‘Pennyworth’ Interview – Jack Bannon on Playing Alfred Before He Became Batman’s Butler

EPIX’s Pennyworth delves into the life of Alfred Pennyworth (played by Jack Bannon) in the decades before he became Batman’s butler. The series explores Alfred’s introduction to Thomas Wayne, Bruce’s dad, and fills in details as to how Alfred learned to defend himself and what his world was like prior to his employment with the Waynes.

The series is set in London in the 1960s, but it’s a very stylized, reimagined version of the place and time period. Series creator Danny Cannon says part of the reason he was so interested in telling this story was the opportunity to set it in London, which had never had a DC do-over.

“Everything in the design of this show is slightly different,” explained Cannon. “If you looked at what reality was and then said, ‘What if this happened in history?’ What if these things had happened? What if there was still an armed police force, etc?’ All of that look came from there, just trying to be different, again, and create a world people would want to go to, almost like our ideal London.”

When asked what makes Jack Bannon the perfect Alfred Pennyworth, Cannon replied, “Myself and Bruno (Heller) were working on this for a year before anybody came in to cast, and it’s an impossible thing for any actor to walk into that room. I think he walked into it five times. I think he was auditioning for five months, basically, because the lead character needs to inhabit that part. That part needs to go to him because he knows it better than you. So I think that was just a question of getting to know somebody for a long time, because so much of what we rely on now is what Jack is.

I mean, when we were trying the costumes on for the first time – and it had been a long, arduous journey for him – but he put that suit on and we pushed his hair back, and then he walked from the wardrobe racks to the camera. I said, ‘Put the camera on him now,’ and I opened the stage door where we were. He did the walk and he looked like Caine, and the suit made him walk better. I said to him, ‘Confidence, confidence, confidence, whatever happens.’ I said, ‘That calming nature of someone whose shoulders are always down and the way that you could talk to a gardener or the Queen exactly the same way, that’s him. And that shot that I did of him in that test is in the main titles at the end when he walks towards it. I stole that and then animated it.”

Cannon added, “That’s how much we love him.”


In our interview with Jack Bannon at the 2019 San Diego Comic-Con, he discussed finding his way into the character and what he latched onto in playing Alfred Pennyworth. Pennyworth is set to premiere on July 28, 2019.

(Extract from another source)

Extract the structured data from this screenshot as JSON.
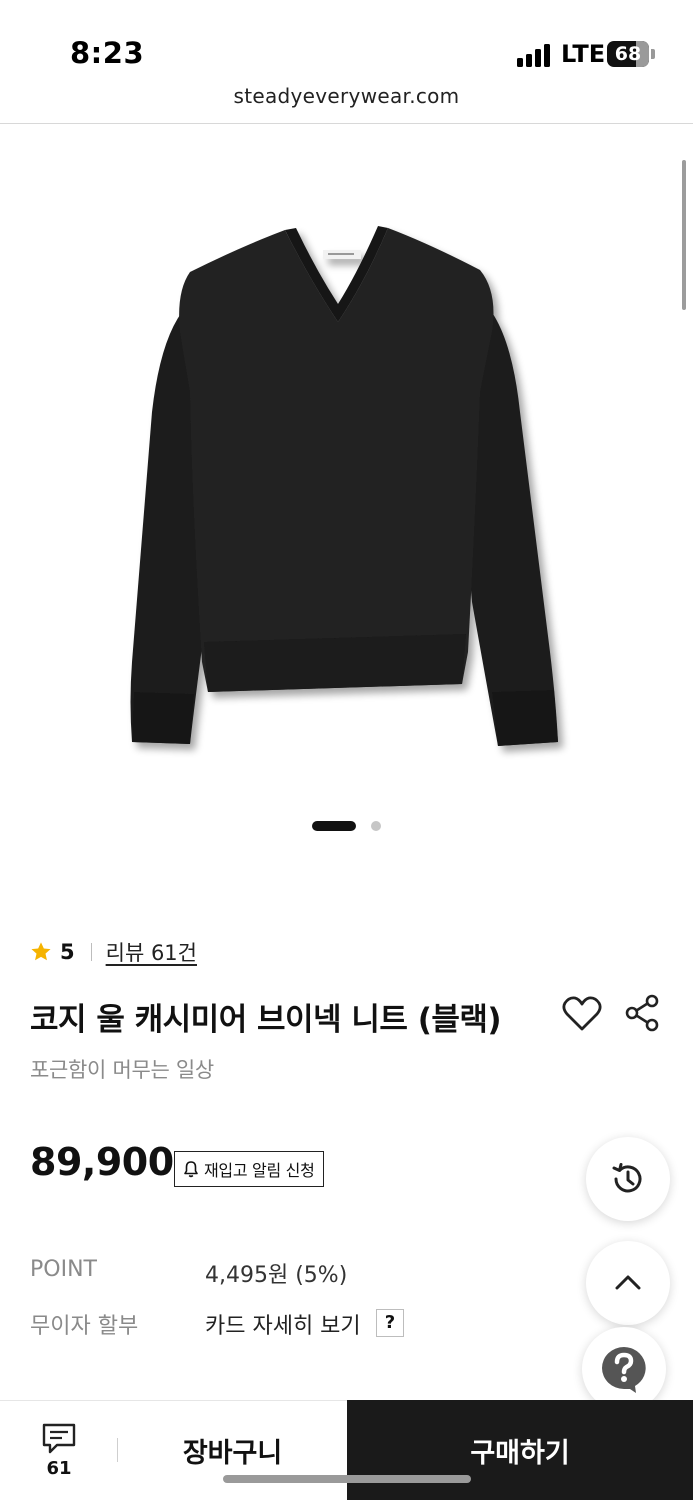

Danny Cannon said during the costume fitting you developed a walk. Did you feel internally you were getting there with Alfred Pennyworth at that point?

Jack Bannon: “Yeah. I mean, it’s all part of the process, isn’t it? I was trying to find him, and Bruno’s script was a great starting point. But the great thing about when you’re doing the first season of something…especially something like this…we created the world so, yes, it’s London back in 1962 but it’s a DC London and it’s weirder and darker. It’s sexier and strange. And part of that is the physicality of the people – the clothes, the music, the smells almost, the whole kind of thing. So, yeah, I was definitely… You know when you put on different clothes, they make you move differently anyway, so these camera test days are long and boring for us anyway because it’s just like you change your clothes all the time. But I was like, ‘This is as much time for you as it is for them to start finding something.’

But, yeah, physicality I always find helpful. The script and the lines and the words are probably the first thing and then the next thing is the physicality. (Laughing) I mean, I wish he’d told me he thought I found it that early because I was still going for a few weeks after that.”

What about his personality did you latch onto and really delve into?

Jack Bannon: “What about Alfred’s personality? I think it was, you know, his moral compass. He always does the right thing, even if that means he has to do something bad or violent to get to the thing that he believes is right and good. I admired that within him. And this show challenges the idea of good and evil. You know, good people do bad things and vice versa. And Alfred’s always trying to stay two steps ahead and second guess. But people constantly surprise him – villains, good people, his family.”

What kind of journey would you say he’s on this season?

Jack Bannon: “Well, when we see him in the pilot he’s just out of the army and he’s a young boy, almost. He’s trying to shake off…it’s that strange age. He’s 26 and I think throughout your early 20s you’re sort of working out who you are as a person and what’s important to you. But by the end, he goes on a journey through loves, loss, the trauma and stress of his time in the army we explore in depth. That almost completely derails him. He grows up fast.”